The PII (Personally Identifiable Information) filter is a utility designed to enhance privacy and security by masking personal information present in text. This filter marks sensitive data, such as names, addresses, or phone numbers, with <strong> opening and closing tags, effectively highlighting them.

Additionally, the filter offers customization by accepting an array of entities, allowing users to specify which specific types of personal information should be masked. By selectively applying masking to only the designated entities, the PII filter provides a flexible solution for safeguarding sensitive data within text-based content.

Steps to integrate the pii filter

  • Import Necessary Modules: Begin by importing the required modules for configuring the PII filter.
from therix.core.pii_filter_config import PIIFilterConfig
  • Instantiate the PII filter

Instantiate PII Filter: Create an instance of the PII Filter config class by specifying the desired entities to mask.

pii_filter = PIIFilterConfig(config={entities : entities_to_mask})

Specify entities to mask (e.g., names and email address)

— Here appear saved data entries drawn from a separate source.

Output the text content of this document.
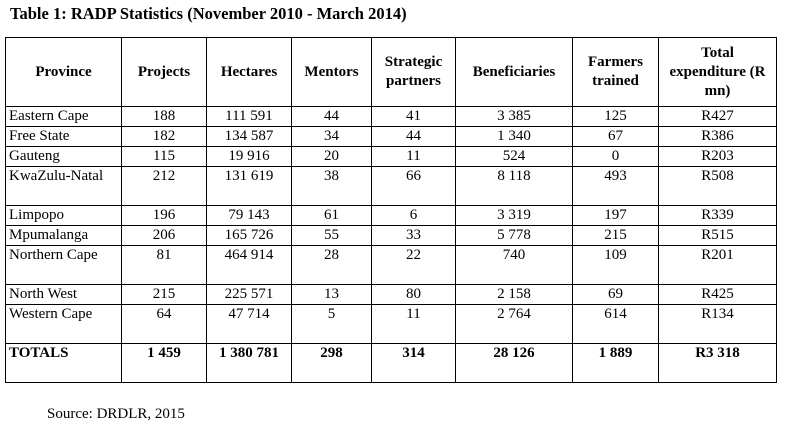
Table 1: RADP Statistics (November 2010 - March 2014)
Province	Projects	Hectares	Mentors	Strategic partners	Beneficiaries	Farmers trained	Total expenditure (R mn)
Eastern Cape	188	111 591	44	41	3 385	125	R427
Free State	182	134 587	34	44	1 340	67	R386
Gauteng	115	19 916	20	11	524	0	R203
KwaZulu-Natal	212	131 619	38	66	8 118	493	R508
Limpopo	196	79 143	61	6	3 319	197	R339
Mpumalanga	206	165 726	55	33	5 778	215	R515
Northern Cape	81	464 914	28	22	740	109	R201
North West	215	225 571	13	80	2 158	69	R425
Western Cape	64	47 714	5	11	2 764	614	R134
TOTALS	1 459	1 380 781	298	314	28 126	1 889	R3 318
Source: DRDLR, 2015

entities_to_mask = [PERSON, EMAIL_ADDRESS]
  • Add PII Filter to Agent: Use the .add() method to add the PIIFilter to your Therix agent.
agent.add(pii_filter)

By following these steps and adjusting the parameters as needed, you can seamlessly integrate the PII filter into your Therix agent. Whether you need to mask specific types of personally identifiable information or ensure privacy and security in your text-based content, the PII filter offers a versatile solution for safeguarding sensitive data.

List of valid entities

As of now therix supports masking of the following entities:

  • CREDIT_CARD : A credit card number is between 12 to 19 digits.
  • CRYPTO : A Crypto wallet number. Currently only Bitcoin address is supported.
  • DATE_TIME : Absolute or relative dates or periods or times smaller than a day.
  • EMAIL_ADDRESS : An email address identifies an email box to which email messages are delivered.
  • IBAN_CODE : The International Bank Account Number (IBAN) is an internationally agreed system of identifying bank accounts across national borders to facilitate the communication and processing of cross-border transactions with a reduced risk of transcription errors.
  • IP_ADDRESS : An Internet Protocol (IP) address (either IPv4 or IPv6).
  • NRP : A person’s Nationality, religious or political group.
  • LOCATION : Name of politically or geographically defined location (cities, provinces, countries, international regions, bodies of water, mountains).
  • PERSON : A full person name, which can include first names, middle names or initials, and last names.
  • PHONE_NUMBER : A telephone number.
  • MEDICAL_LICENSE : Common medical license numbers.
  • URL : A Uniform Resource Locator, a pointer to a "resource" on the World Wide Web.

Example

pii_filter_agent = Agent(name="PII Filter Agent")

(pii_filter_agent
.add(YourConfigurations(config={ ''' Required configurations ''' }))
.add(PIIFilterConfig(config={ ''' PII Filter added '''
'entities': [ '''Add desired entities''' ]
}))
.save())

In this way we have sucessfully added PII Filter to our therix agent. Which masks the Personally Identifiable Information based on the entities provided.